A Swedish study of 105 patients treated with PTRA reported a 5-year survival rate of 83% for patients with arteriosclerotic renovascular disease. [41] The rate for patients with fibromuscular vascular disease was even higher, reaching 100%.

PTRA has yielded mixed results in children. Long-term maintenance of blood pressure improvement ranges from 38% to 90%. Guzzetta et al [42] and Tyagi et al [12] found that approximately 25% of patients treated with PTRA developed restenosis.

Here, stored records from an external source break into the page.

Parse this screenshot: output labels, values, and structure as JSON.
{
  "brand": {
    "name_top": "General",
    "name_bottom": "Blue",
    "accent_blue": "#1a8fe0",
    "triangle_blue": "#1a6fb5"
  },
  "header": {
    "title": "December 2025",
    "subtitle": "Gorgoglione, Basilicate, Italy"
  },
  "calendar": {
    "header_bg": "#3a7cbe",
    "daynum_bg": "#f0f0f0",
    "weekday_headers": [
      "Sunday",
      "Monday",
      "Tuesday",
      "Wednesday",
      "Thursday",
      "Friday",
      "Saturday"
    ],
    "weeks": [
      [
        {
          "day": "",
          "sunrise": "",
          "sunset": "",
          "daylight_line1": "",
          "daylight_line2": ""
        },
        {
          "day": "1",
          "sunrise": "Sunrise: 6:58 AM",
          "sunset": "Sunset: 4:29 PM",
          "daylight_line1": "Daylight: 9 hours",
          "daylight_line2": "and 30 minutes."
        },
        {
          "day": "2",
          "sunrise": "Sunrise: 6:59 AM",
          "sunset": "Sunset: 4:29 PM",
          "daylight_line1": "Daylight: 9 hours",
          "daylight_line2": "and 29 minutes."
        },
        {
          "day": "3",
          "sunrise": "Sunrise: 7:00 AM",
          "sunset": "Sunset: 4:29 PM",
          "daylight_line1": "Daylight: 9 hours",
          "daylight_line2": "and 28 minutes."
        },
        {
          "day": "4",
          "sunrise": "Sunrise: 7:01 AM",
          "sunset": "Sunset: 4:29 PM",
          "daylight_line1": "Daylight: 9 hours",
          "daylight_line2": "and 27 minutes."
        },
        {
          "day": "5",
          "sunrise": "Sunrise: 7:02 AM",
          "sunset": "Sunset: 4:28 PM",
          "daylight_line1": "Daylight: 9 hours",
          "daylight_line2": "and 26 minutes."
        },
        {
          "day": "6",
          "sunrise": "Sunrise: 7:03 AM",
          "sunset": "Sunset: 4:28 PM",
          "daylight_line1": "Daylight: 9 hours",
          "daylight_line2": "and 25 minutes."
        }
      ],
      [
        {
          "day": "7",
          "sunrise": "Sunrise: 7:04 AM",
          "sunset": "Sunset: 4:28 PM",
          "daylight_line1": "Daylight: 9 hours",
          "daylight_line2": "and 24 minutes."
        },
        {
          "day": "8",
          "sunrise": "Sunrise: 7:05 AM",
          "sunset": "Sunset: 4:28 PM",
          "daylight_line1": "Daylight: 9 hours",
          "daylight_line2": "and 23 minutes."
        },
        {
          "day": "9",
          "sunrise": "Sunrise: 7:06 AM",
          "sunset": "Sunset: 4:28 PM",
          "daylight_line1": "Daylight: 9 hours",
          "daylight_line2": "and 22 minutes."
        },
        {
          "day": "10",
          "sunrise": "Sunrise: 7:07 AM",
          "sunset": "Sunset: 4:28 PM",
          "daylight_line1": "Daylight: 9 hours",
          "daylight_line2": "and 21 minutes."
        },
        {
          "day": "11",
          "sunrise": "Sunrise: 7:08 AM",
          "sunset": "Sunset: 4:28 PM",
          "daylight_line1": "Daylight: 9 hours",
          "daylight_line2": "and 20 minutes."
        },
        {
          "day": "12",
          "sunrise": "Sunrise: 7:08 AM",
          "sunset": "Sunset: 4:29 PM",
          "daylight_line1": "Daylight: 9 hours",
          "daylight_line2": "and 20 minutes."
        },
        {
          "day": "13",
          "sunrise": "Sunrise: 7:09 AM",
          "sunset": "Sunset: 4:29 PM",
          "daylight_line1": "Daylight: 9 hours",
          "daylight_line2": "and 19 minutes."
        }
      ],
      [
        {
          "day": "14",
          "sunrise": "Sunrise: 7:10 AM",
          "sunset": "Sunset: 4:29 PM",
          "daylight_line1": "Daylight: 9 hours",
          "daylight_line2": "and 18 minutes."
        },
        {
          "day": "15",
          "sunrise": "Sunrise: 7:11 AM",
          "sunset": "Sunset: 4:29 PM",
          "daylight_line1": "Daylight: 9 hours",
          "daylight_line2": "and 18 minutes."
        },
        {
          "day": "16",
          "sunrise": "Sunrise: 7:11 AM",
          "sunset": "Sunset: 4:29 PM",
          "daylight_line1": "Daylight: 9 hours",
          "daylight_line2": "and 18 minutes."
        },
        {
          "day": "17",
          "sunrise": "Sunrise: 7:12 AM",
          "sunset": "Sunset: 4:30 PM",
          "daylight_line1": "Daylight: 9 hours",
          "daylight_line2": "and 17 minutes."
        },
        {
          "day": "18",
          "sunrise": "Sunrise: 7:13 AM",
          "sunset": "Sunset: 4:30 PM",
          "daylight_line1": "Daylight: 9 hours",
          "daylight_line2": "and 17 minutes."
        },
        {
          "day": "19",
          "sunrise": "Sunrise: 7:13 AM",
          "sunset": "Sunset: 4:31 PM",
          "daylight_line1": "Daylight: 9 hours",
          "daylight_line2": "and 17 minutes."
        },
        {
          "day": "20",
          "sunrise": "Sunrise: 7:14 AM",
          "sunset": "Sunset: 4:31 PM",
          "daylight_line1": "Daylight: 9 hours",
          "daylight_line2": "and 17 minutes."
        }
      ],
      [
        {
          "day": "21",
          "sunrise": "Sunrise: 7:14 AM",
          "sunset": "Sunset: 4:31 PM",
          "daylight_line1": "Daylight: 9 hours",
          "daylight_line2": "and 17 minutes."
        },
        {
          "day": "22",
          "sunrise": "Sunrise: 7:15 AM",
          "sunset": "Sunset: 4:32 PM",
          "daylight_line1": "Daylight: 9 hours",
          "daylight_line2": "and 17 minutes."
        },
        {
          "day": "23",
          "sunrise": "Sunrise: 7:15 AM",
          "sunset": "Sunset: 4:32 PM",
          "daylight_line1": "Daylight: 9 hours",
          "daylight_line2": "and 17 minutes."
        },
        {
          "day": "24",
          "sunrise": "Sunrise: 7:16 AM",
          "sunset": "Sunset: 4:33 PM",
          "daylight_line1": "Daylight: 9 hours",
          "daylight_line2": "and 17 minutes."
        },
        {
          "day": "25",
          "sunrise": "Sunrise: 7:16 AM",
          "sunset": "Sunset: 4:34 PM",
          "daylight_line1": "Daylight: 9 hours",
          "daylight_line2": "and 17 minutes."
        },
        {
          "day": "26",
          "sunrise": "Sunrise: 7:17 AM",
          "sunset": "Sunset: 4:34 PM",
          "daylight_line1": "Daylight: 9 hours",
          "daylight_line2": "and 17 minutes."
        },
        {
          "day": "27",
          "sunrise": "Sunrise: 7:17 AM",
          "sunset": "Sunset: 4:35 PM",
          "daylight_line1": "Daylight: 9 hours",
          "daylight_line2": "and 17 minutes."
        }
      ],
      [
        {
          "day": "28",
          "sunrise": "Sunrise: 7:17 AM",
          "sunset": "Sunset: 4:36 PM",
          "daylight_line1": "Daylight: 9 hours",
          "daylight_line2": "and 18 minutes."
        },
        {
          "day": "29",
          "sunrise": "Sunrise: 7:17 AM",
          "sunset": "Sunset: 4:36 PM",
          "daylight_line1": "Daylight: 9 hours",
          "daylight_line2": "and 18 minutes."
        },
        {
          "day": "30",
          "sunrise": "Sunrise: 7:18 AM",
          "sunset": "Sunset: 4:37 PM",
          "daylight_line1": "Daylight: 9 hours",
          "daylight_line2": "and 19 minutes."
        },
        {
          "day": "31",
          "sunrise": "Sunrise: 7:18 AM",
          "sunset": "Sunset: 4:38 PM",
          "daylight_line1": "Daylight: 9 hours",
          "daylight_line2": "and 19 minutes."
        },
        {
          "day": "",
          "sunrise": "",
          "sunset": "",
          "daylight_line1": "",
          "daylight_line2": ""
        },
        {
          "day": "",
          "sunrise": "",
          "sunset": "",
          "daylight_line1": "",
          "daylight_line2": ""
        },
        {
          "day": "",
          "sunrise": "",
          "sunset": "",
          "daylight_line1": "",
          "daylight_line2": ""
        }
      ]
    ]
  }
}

Casalini et al, evaluating PTRA in a selected group of 36 children with RVHT, found that 34 (94%) of the patients were normotensive 2 years after the procedure. [43]

The results of PTRA in patients with bilateral renal artery disease have been relatively poor, suggesting that surgical intervention should be a strong consideration in this setting. In patients with diffuse atherosclerosis, the complication rate is relatively high with either surgery or angioplasty; medical therapy may be preferred in this setting.